Since its establishment in 1884, the Royal Scottish Geographical Society (RSGS) has worked to support and promote geographical education, research and exploration. Over that time the emphasis has changed. In the first few decades of its life there remained, literally, blank areas on the map of the world that many intrepid men and women set out to explore. In more recent times the focus has shifted more towards the implications of issues such as global climate change.
Jo Woolf is a Fellow of the Royal Scottish Geographical Society, and is now their Writer in Residence. "The Great Horizon: 50 Heroes of Geography" is the result of the author's research into the archives of the RSGS. Over the years many well-known (and less well-known) people have received medals for their achievements from the RSGS; or have served as Fellows of the society ; or lectured at the RSGS. This impressive book tells the stories of fifty of those people. The author says in her introduction: "With so many fascinating people to write about, it was a challenge to limit myself to fifty. Even with the scope defined by the timeline of the RSGS, what a vast array of stories can be found! I have deliberately mixed more famous characters with a generous scattering of lesser-known ones, in the hope that, while you are reacquainted with some of your lifelong heroes, you may find some more. Annie Taylor, for example, or Hubert Wikins, or Frederick Marshman Bailey have been half forgotten by history, but they deserve to be brought back into the limelight."

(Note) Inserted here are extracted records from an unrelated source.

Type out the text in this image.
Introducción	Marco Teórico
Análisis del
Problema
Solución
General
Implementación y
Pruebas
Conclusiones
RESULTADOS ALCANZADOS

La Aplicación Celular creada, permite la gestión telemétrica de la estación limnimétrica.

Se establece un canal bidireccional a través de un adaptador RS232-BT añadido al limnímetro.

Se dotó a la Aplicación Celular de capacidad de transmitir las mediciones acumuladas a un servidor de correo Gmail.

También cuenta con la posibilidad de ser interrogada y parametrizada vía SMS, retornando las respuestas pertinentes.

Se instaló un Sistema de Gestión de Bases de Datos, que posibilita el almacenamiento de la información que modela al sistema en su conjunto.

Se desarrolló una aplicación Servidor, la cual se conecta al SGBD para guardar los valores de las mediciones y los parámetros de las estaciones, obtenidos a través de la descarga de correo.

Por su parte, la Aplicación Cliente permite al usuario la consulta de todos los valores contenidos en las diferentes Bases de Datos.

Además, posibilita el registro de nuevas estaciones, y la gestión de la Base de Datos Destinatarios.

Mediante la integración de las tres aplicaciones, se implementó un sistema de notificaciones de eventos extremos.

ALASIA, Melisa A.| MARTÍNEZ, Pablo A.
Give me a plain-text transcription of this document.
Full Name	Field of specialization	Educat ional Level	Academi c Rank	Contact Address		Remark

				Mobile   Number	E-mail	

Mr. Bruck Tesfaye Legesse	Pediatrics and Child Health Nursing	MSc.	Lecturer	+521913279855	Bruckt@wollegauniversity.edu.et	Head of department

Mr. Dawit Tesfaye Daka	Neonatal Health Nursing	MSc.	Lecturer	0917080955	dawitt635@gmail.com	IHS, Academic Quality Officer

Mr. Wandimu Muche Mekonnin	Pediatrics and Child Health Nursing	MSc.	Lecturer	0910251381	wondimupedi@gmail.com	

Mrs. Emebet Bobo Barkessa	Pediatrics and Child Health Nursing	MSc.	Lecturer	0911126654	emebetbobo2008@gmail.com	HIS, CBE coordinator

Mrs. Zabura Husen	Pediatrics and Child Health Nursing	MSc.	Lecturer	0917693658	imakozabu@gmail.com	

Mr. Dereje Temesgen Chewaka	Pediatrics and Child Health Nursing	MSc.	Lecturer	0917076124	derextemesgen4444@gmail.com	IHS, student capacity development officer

Each explorer's section begins with a photograph and a brief explanation of who they were and what their relationship was with the RSGS. This is followed by between six and nine pages of background about the individual, with particular emphasis, of course, on their achievements as explorers or geographers. The biographical sections are well-written and engaging and appear to be very well researched. It is worth saying up-front that while Scots have over the centuries played a disproportionate part in exploring the world, and many are included here, this is by no means just a set of biographies of Scottish explorers. The RSGS took a global view in awarding its medals, and as a result there are people here from every corner of the globe (and beyond, as Neil Armstrong is included). Other notable non-Scots include Norwegian polar explorer, Roald Amundsen; Kenyan scientist and environmentalist Wangari Muta Maathai; London-born African explorer Mary Henrietta Kingsley; and Sheffield-born Michael Palin, whose travels probably need no elaboration.
Others included who will also need no introduction include Sir Ernest Shackleton, Robert Falcon Scott, Dame Freya Stark, W.H. Murray, Sir Chris Bonington, David Livingstone, Henry Morton Stanley, Lord Kitchener, and Sir David Attenborough. The result is a book you could easily sit down and read from cover to cover, but which we suspect will more usually be approached by dipping: perhaps by reading the story of someone you are familiar with, only to find yourself over-running into the equally fascinating story of someone you've never heard of before that follows it. This is a thoroughly worthwhile book that will do much to further the RSGS's remit to support and promote education.